In March of 2019 I was diagnosed with an autoimmune thyroid condition, in August of that same year I was diagnosed with chronic gastritis. In the span of several months I went from a healthy 20 year old to completely bed ridden for several weeks. My life was turned upside down. My body was not the same; tasks that came easy to everyone else felt like an obstacle for me. I was frustrated, angry, and hurt. I became very self-conscious, isolating myself from people, because I didn't want anyone to see me like this. I didn't want to be seen as "sickly" or "weak". I let my illness define me and in the process I lost who I was.  

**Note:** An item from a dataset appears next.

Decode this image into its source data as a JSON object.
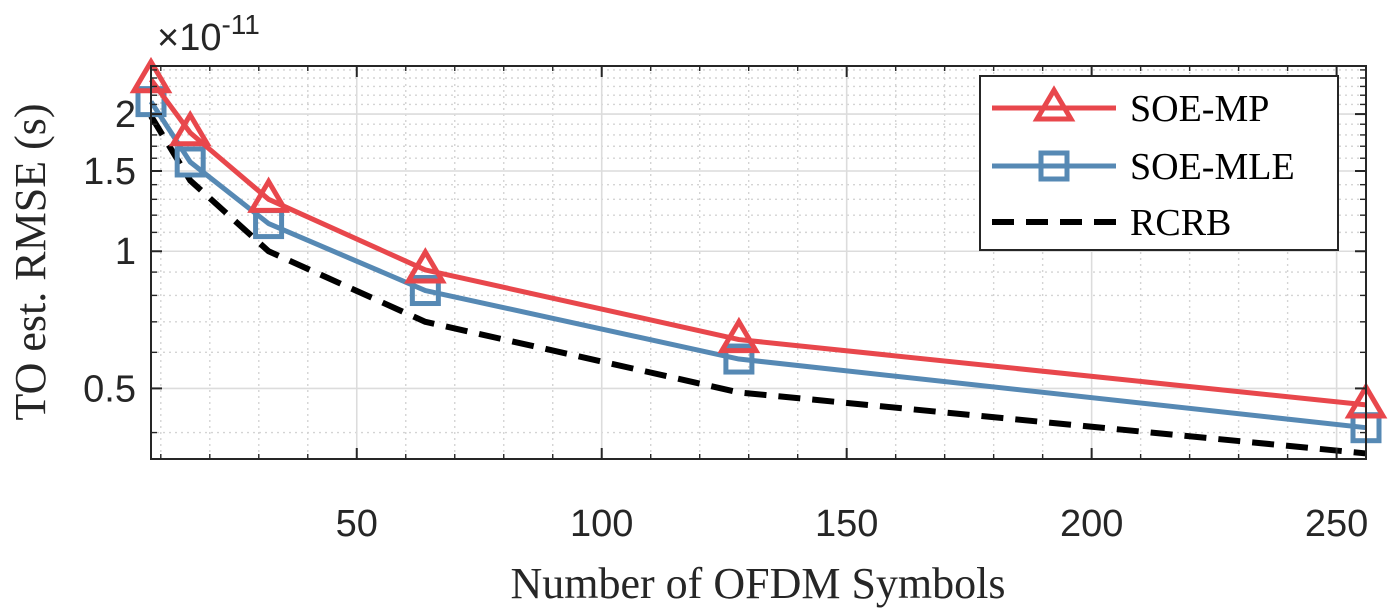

How did I get to a state of acceptance?

I don't know if I will fully accept my physical health, but I take everyday as it comes. Some days are good and some days are bad. That is OKAY, every day is a part of the journey.  I am learning to love my body and all the amazing things it can do. Although the journey is hard, I am discovering new things about myself everyday. Most importantly, I have learned that I am strong. It is very easy to underestimate myself, but turns out I am capable of much more than I give myself credit for. The Human body is resilient, and I am learning to become resilient too. 

Sharing my story isn't easy. It is a level of openness I did not think I had the courage to achieve, but I did in the hopes to help others through their journey. Be kind to one another and most importantly love yourself because you are AMAZING!